A Clause was tendered to this Bill in these Words: "And be it further Enacted and Declared, by the Authority aforesaid, That the Merchants, commonly calling themselves, Merchants of the Intercourse, residing in London, and elsewhere, within this Commonwealth of England, Scotland, and Ireland, shall forthwith pay all Sum and Sums of Money, formerly assessed and taxed upon them by virtue of any Ordinance or Act of Parliament, for the Use of the Army and Navy, or either of them, and yet unpaid: And that the said Merchants shall also pay, and be liable to pay, all such Sum and Sums of Money, as shall be assessed and taxed upon them, or any of them, as other Merchants-Strangers; any Privilege or Exemption, by Colour or Pretence of the great Intercourse made in the Time of King Henry the Seventh and Philip Duke of Burgundy, or otherwise to the contrary notwithstanding:" Which was now read.

And the Question being put, That this Clause be read the Second time;

It passed in the Negative.

And was, upon the Question, rejected.

Another Clause was now tendered to this Bill, in these Words; "And be it further Enacted and Declared, by the Authority aforesaid, That the Merchants, commonly calling themselves, Merchants of the Intercourse, residing in London and elsewhere, within this Commonwealth of England, Scotland, and Ireland, shall pay, and be liable to pay, all such Sum and Sums of Money, as shall be assessed and taxed upon them, or any of them, as other Merchants-Strangers; any Privilege of Exemption, by Colour or Pretence of the great Intercourse made in the Time of King Henry the Seventh and Philip Duke of Burgundy, or otherwise, to the contrary notwithstanding:" Which was now read the First and Second time; and, upon the Question, ordered to be Part of the Bill.

Post Meridiem.

Settling the Government.

A PARCHMENT was presented, with the Names of Lord Richard Cromwell, Lord Henry Cromwell, John Cleypooll junior, Esquire, Charles Worsley Esquire, George Manley Esquire, Thomas Milward, to be inserted as Commissioners for Westminster: Which was read; and, upon the Question, rejected.

Resolved, That the Names of John Blackwell the younger, and Richard Dean Esquires, be inserted into this Bill, as Treasurers at War.

A Proviso was tendered to this Bill in these Words: "Provided nevertheless, and it is hereby Declared, That the Laws of this Commonwealth shall not be altered, suspended, abrogated, or repealed, nor any new Law made, nor any Tax, Charge, or Imposition, laid upon the People, but by common Consent of the People assembled in Parliament:" Which was read the First and Second time.

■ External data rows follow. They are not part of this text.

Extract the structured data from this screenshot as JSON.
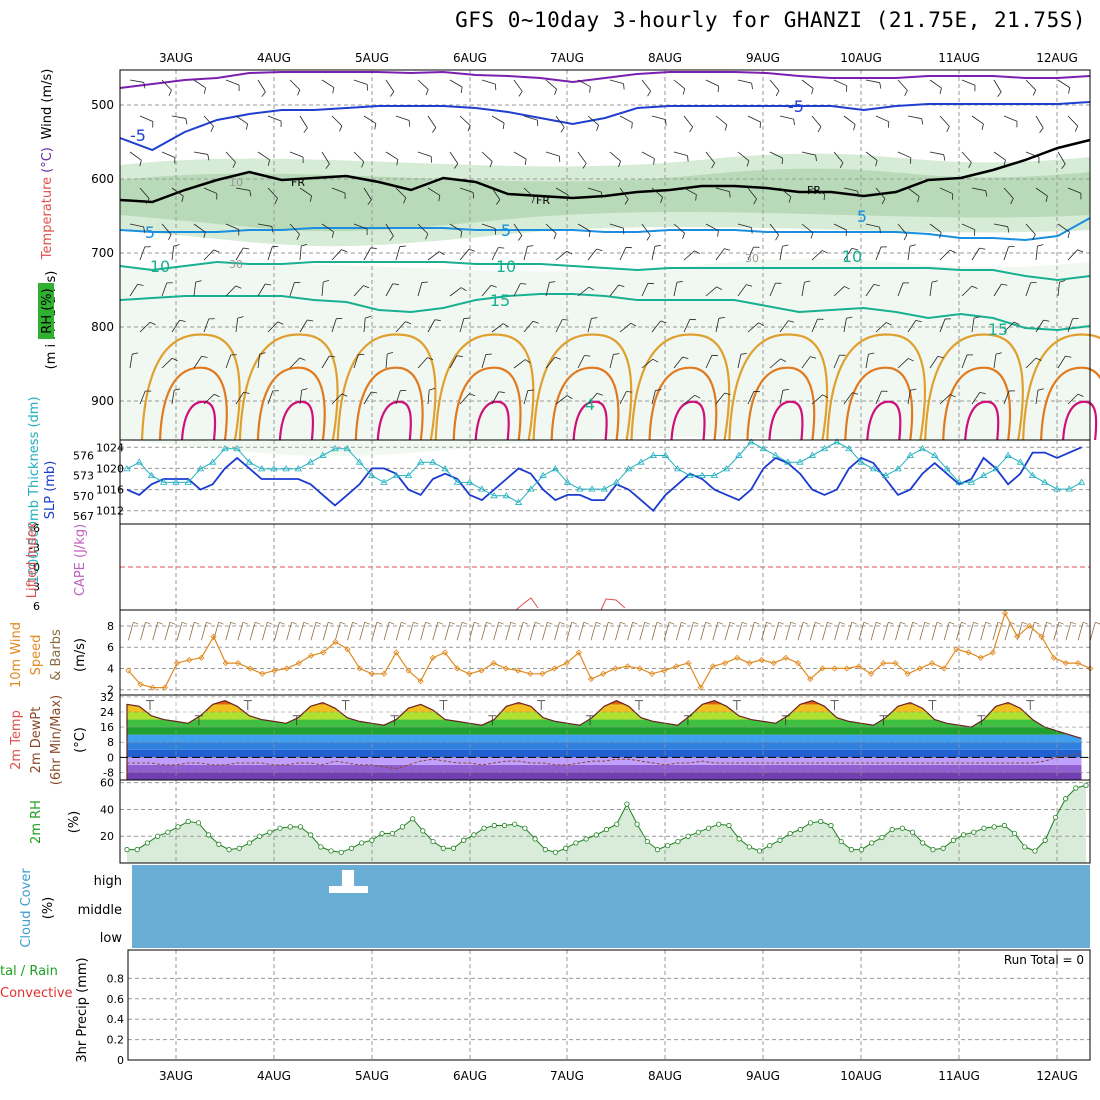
{
  "title": "GFS 0~10day 3-hourly for GHANZI (21.75E, 21.75S)",
  "dates": [
    "3AUG",
    "4AUG",
    "5AUG",
    "6AUG",
    "7AUG",
    "8AUG",
    "9AUG",
    "10AUG",
    "11AUG",
    "12AUG"
  ],
  "panels": {
    "upper": {
      "labels": [
        {
          "text": "RH (%)",
          "color": "#00a000"
        },
        {
          "text": "Temperature",
          "color": "#e05050"
        },
        {
          "text": "(°C)",
          "color": "#6a2aa0"
        },
        {
          "text": "Wind (m/s)",
          "color": "#000000"
        }
      ],
      "unit_label": "(m i l l i b a r s)",
      "ticks": [
        "500",
        "600",
        "700",
        "800",
        "900"
      ],
      "contour_labels": [
        "-5",
        "-5",
        "5",
        "5",
        "5",
        "10",
        "10",
        "10",
        "15",
        "15",
        "4",
        "FR",
        "FR",
        "FR",
        "10",
        "30",
        "30"
      ]
    },
    "slp": {
      "left_label": "1000-500mb Thickness (dm)",
      "right_label": "SLP (mb)",
      "left_ticks": [
        "576",
        "573",
        "570",
        "567"
      ],
      "right_ticks": [
        "1024",
        "1020",
        "1016",
        "1012"
      ]
    },
    "cape": {
      "left_label": "Lifted Index",
      "right_label": "CAPE (J/kg)",
      "ticks": [
        "-6",
        "-3",
        "0",
        "3",
        "6"
      ]
    },
    "wind10": {
      "labels": [
        "10m Wind",
        "Speed",
        "& Barbs"
      ],
      "unit": "(m/s)",
      "ticks": [
        "8",
        "6",
        "4",
        "2"
      ]
    },
    "temp": {
      "labels": [
        "2m Temp",
        "2m DewPt",
        "(6hr Min/Max)"
      ],
      "unit": "(°C)",
      "ticks": [
        "32",
        "24",
        "16",
        "8",
        "0",
        "-8"
      ]
    },
    "rh": {
      "label": "2m RH",
      "unit": "(%)",
      "ticks": [
        "60",
        "40",
        "20"
      ]
    },
    "cloud": {
      "label": "Cloud Cover",
      "unit": "(%)",
      "levels": [
        "high",
        "middle",
        "low"
      ]
    },
    "precip": {
      "labels": [
        "tal / Rain",
        "Convective"
      ],
      "unit": "3hr Precip (mm)",
      "ticks": [
        "0.8",
        "0.6",
        "0.4",
        "0.2",
        "0"
      ],
      "run_total": "Run Total = 0"
    }
  },
  "chart_data": [
    {
      "type": "line",
      "panel": "slp",
      "x": [
        "2 Aug 12Z",
        "2 Aug 15Z",
        "2 Aug 18Z",
        "2 Aug 21Z",
        "3 Aug 00Z",
        "3 Aug 03Z",
        "3 Aug 06Z",
        "3 Aug 09Z",
        "3 Aug 12Z",
        "3 Aug 15Z",
        "3 Aug 18Z",
        "3 Aug 21Z",
        "4 Aug 00Z",
        "4 Aug 03Z",
        "4 Aug 06Z",
        "4 Aug 09Z",
        "4 Aug 12Z",
        "4 Aug 15Z",
        "4 Aug 18Z",
        "4 Aug 21Z",
        "5 Aug 00Z",
        "5 Aug 03Z",
        "5 Aug 06Z",
        "5 Aug 09Z",
        "5 Aug 12Z",
        "5 Aug 15Z",
        "5 Aug 18Z",
        "5 Aug 21Z",
        "6 Aug 00Z",
        "6 Aug 03Z",
        "6 Aug 06Z",
        "6 Aug 09Z",
        "6 Aug 12Z",
        "6 Aug 15Z",
        "6 Aug 18Z",
        "6 Aug 21Z",
        "7 Aug 00Z",
        "7 Aug 03Z",
        "7 Aug 06Z",
        "7 Aug 09Z",
        "7 Aug 12Z",
        "7 Aug 15Z",
        "7 Aug 18Z",
        "7 Aug 21Z",
        "8 Aug 00Z",
        "8 Aug 03Z",
        "8 Aug 06Z",
        "8 Aug 09Z",
        "8 Aug 12Z",
        "8 Aug 15Z",
        "8 Aug 18Z",
        "8 Aug 21Z",
        "9 Aug 00Z",
        "9 Aug 03Z",
        "9 Aug 06Z",
        "9 Aug 09Z",
        "9 Aug 12Z",
        "9 Aug 15Z",
        "9 Aug 18Z",
        "9 Aug 21Z",
        "10 Aug 00Z",
        "10 Aug 03Z",
        "10 Aug 06Z",
        "10 Aug 09Z",
        "10 Aug 12Z",
        "10 Aug 15Z",
        "10 Aug 18Z",
        "10 Aug 21Z",
        "11 Aug 00Z",
        "11 Aug 03Z",
        "11 Aug 06Z",
        "11 Aug 09Z",
        "11 Aug 12Z",
        "11 Aug 15Z",
        "11 Aug 18Z",
        "11 Aug 21Z",
        "12 Aug 00Z",
        "12 Aug 03Z",
        "12 Aug 06Z"
      ],
      "series": [
        {
          "name": "SLP (mb)",
          "color": "#1a3ad0",
          "axis": "right",
          "values": [
            1016,
            1015,
            1017,
            1018,
            1018,
            1018,
            1016,
            1017,
            1020,
            1022,
            1020,
            1018,
            1018,
            1018,
            1018,
            1017,
            1015,
            1013,
            1015,
            1017,
            1020,
            1020,
            1019,
            1016,
            1015,
            1018,
            1019,
            1018,
            1015,
            1014,
            1016,
            1018,
            1020,
            1019,
            1016,
            1014,
            1015,
            1015,
            1014,
            1014,
            1017,
            1016,
            1014,
            1012,
            1015,
            1017,
            1019,
            1018,
            1016,
            1015,
            1014,
            1016,
            1020,
            1022,
            1021,
            1019,
            1016,
            1015,
            1016,
            1020,
            1022,
            1021,
            1018,
            1015,
            1016,
            1019,
            1021,
            1019,
            1017,
            1018,
            1022,
            1020,
            1017,
            1019,
            1023,
            1023,
            1022,
            1023,
            1024
          ]
        },
        {
          "name": "1000-500mb Thickness (dm)",
          "color": "#20b0c0",
          "axis": "left",
          "values": [
            574,
            575,
            573,
            572,
            572,
            572,
            574,
            575,
            577,
            577,
            575,
            574,
            574,
            574,
            574,
            575,
            576,
            577,
            577,
            575,
            573,
            572,
            573,
            573,
            575,
            575,
            574,
            572,
            572,
            571,
            570,
            570,
            569,
            571,
            573,
            574,
            572,
            571,
            571,
            571,
            572,
            574,
            575,
            576,
            576,
            574,
            573,
            573,
            573,
            574,
            576,
            578,
            577,
            576,
            575,
            575,
            576,
            577,
            578,
            577,
            575,
            574,
            573,
            574,
            576,
            577,
            576,
            574,
            572,
            572,
            573,
            574,
            576,
            575,
            573,
            572,
            571,
            571,
            572
          ]
        }
      ],
      "ylim_right": [
        1011,
        1025
      ],
      "ylim_left": [
        567,
        578
      ]
    },
    {
      "type": "line",
      "panel": "wind10",
      "name": "10m wind speed (m/s)",
      "values": [
        3.8,
        2.5,
        2.2,
        2.2,
        4.5,
        4.8,
        5.0,
        7.0,
        4.5,
        4.5,
        4.0,
        3.5,
        3.8,
        4.0,
        4.5,
        5.2,
        5.5,
        6.5,
        5.8,
        4.0,
        3.5,
        3.5,
        5.5,
        3.8,
        2.8,
        5.0,
        5.5,
        4.0,
        3.5,
        3.8,
        4.5,
        4.0,
        3.8,
        3.5,
        3.5,
        4.0,
        4.5,
        5.5,
        3.0,
        3.5,
        4.0,
        4.2,
        4.0,
        3.5,
        3.8,
        4.2,
        4.5,
        2.2,
        4.2,
        4.5,
        5.0,
        4.5,
        4.8,
        4.5,
        5.0,
        4.5,
        3.0,
        4.0,
        4.0,
        4.0,
        4.2,
        3.5,
        4.5,
        4.5,
        3.5,
        4.0,
        4.5,
        4.0,
        5.8,
        5.5,
        5.0,
        5.5,
        9.2,
        7.0,
        8.0,
        7.0,
        5.0,
        4.5,
        4.5,
        4.0
      ],
      "ylim": [
        1.5,
        9.5
      ]
    },
    {
      "type": "area",
      "panel": "temp",
      "series": [
        {
          "name": "2m Temp",
          "values": [
            28,
            27,
            22,
            20,
            19,
            18,
            22,
            28,
            30,
            27,
            22,
            20,
            19,
            18,
            21,
            27,
            29,
            26,
            21,
            19,
            18,
            17,
            20,
            26,
            28,
            25,
            20,
            19,
            18,
            17,
            20,
            27,
            29,
            27,
            21,
            19,
            18,
            17,
            21,
            27,
            30,
            27,
            21,
            19,
            18,
            17,
            22,
            28,
            30,
            27,
            22,
            20,
            19,
            18,
            22,
            28,
            30,
            27,
            21,
            19,
            18,
            17,
            21,
            27,
            29,
            26,
            20,
            18,
            17,
            16,
            20,
            27,
            29,
            26,
            20,
            16,
            14,
            12,
            10
          ]
        },
        {
          "name": "2m DewPt",
          "values": [
            -3,
            -3,
            -3,
            -4,
            -4,
            -3,
            -3,
            -4,
            -4,
            -3,
            -3,
            -3,
            -4,
            -4,
            -3,
            -3,
            -4,
            -2,
            -3,
            -4,
            -4,
            -5,
            -6,
            -4,
            -2,
            -1,
            -2,
            -3,
            -3,
            -4,
            -3,
            -2,
            -2,
            -3,
            -3,
            -4,
            -4,
            -3,
            -2,
            -2,
            -1,
            -1,
            -2,
            -3,
            -4,
            -3,
            -3,
            -2,
            -3,
            -3,
            -3,
            -3,
            -3,
            -3,
            -3,
            -3,
            -3,
            -3,
            -3,
            -3,
            -3,
            -3,
            -3,
            -3,
            -3,
            -3,
            -3,
            -3,
            -3,
            -3,
            -3,
            -3,
            -3,
            -3,
            -3,
            -2,
            0,
            1,
            2
          ]
        }
      ],
      "ylim": [
        -12,
        33
      ]
    },
    {
      "type": "area",
      "panel": "rh",
      "name": "2m RH (%)",
      "values": [
        10,
        10,
        15,
        20,
        23,
        27,
        31,
        30,
        21,
        14,
        10,
        11,
        15,
        20,
        23,
        26,
        27,
        27,
        21,
        12,
        9,
        8,
        11,
        15,
        17,
        22,
        22,
        27,
        33,
        24,
        16,
        11,
        11,
        17,
        21,
        26,
        28,
        28,
        29,
        26,
        18,
        10,
        8,
        11,
        15,
        18,
        21,
        25,
        29,
        44,
        29,
        16,
        10,
        13,
        16,
        20,
        23,
        26,
        29,
        28,
        18,
        12,
        9,
        13,
        17,
        22,
        25,
        30,
        31,
        28,
        16,
        10,
        10,
        15,
        19,
        25,
        26,
        23,
        15,
        10,
        11,
        17,
        21,
        23,
        26,
        27,
        28,
        22,
        12,
        9,
        17,
        34,
        48,
        56,
        58
      ],
      "ylim": [
        0,
        62
      ]
    },
    {
      "type": "line",
      "panel": "precip",
      "name": "3hr Precip (mm)",
      "values": [],
      "ylim": [
        0,
        1
      ]
    }
  ]
}
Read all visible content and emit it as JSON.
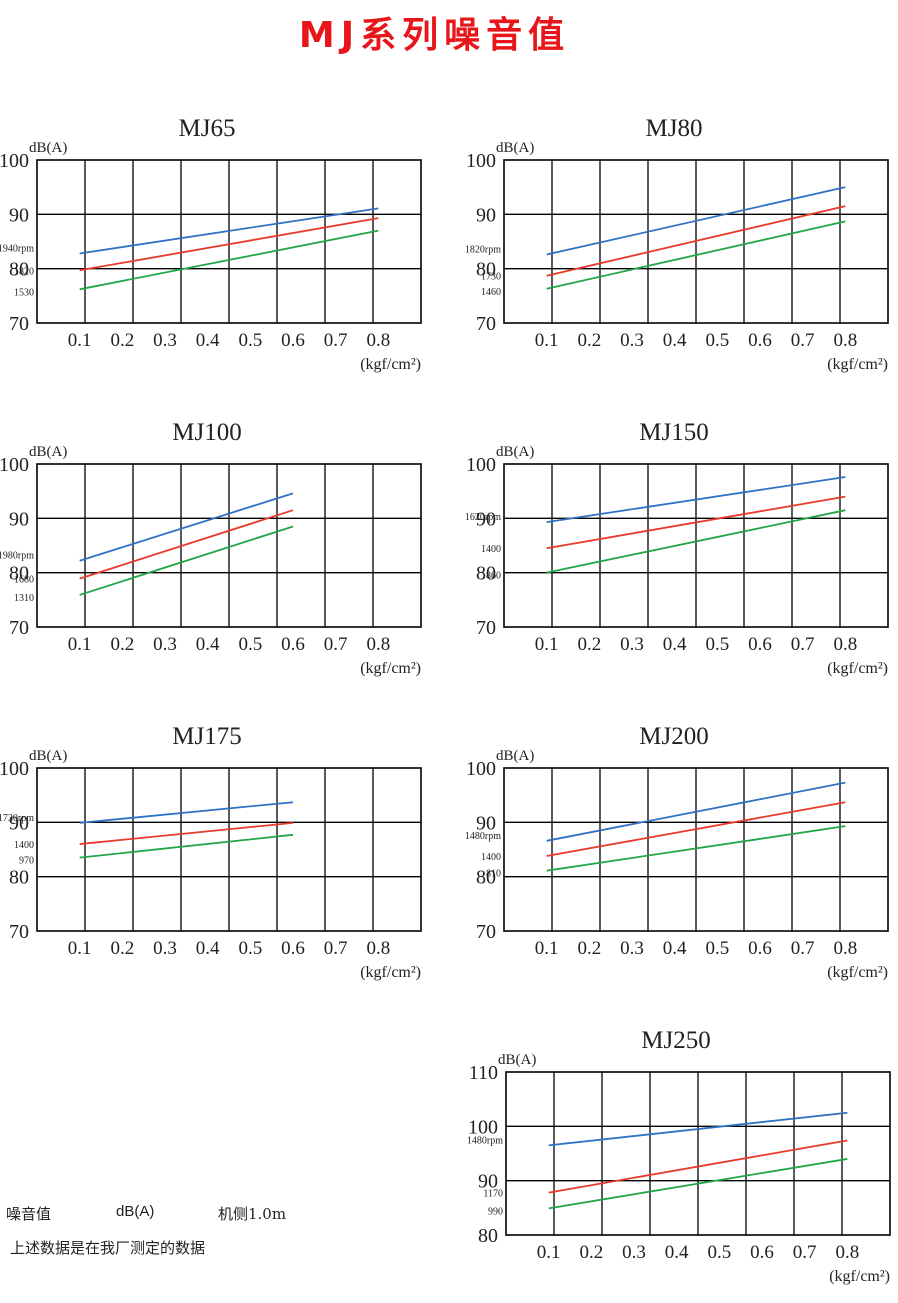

The Question being propounded, That this Proviso be Part of the Bill;

And the Question being put, That this Question be now put;

The House was divided.

The Noes went forth.

Sir Ralph Hare, Tellers for the Yeas: 75.
Sir John Whitterong, With the Yeas,
Lord Lambert, Tellers for the Noes: 95.
Colonel Jones, With the Noes,

So it passed with the Negative.

Resolved, That the Debate upon this Bill be adjourned till To-morrow Sevennight.

Bills to be read.

Resolved, That the Bill for taking away the Court of Wards be read the Second time To-morrow, next after the Bill for the Government: And the Bill for SaltersHall next after it.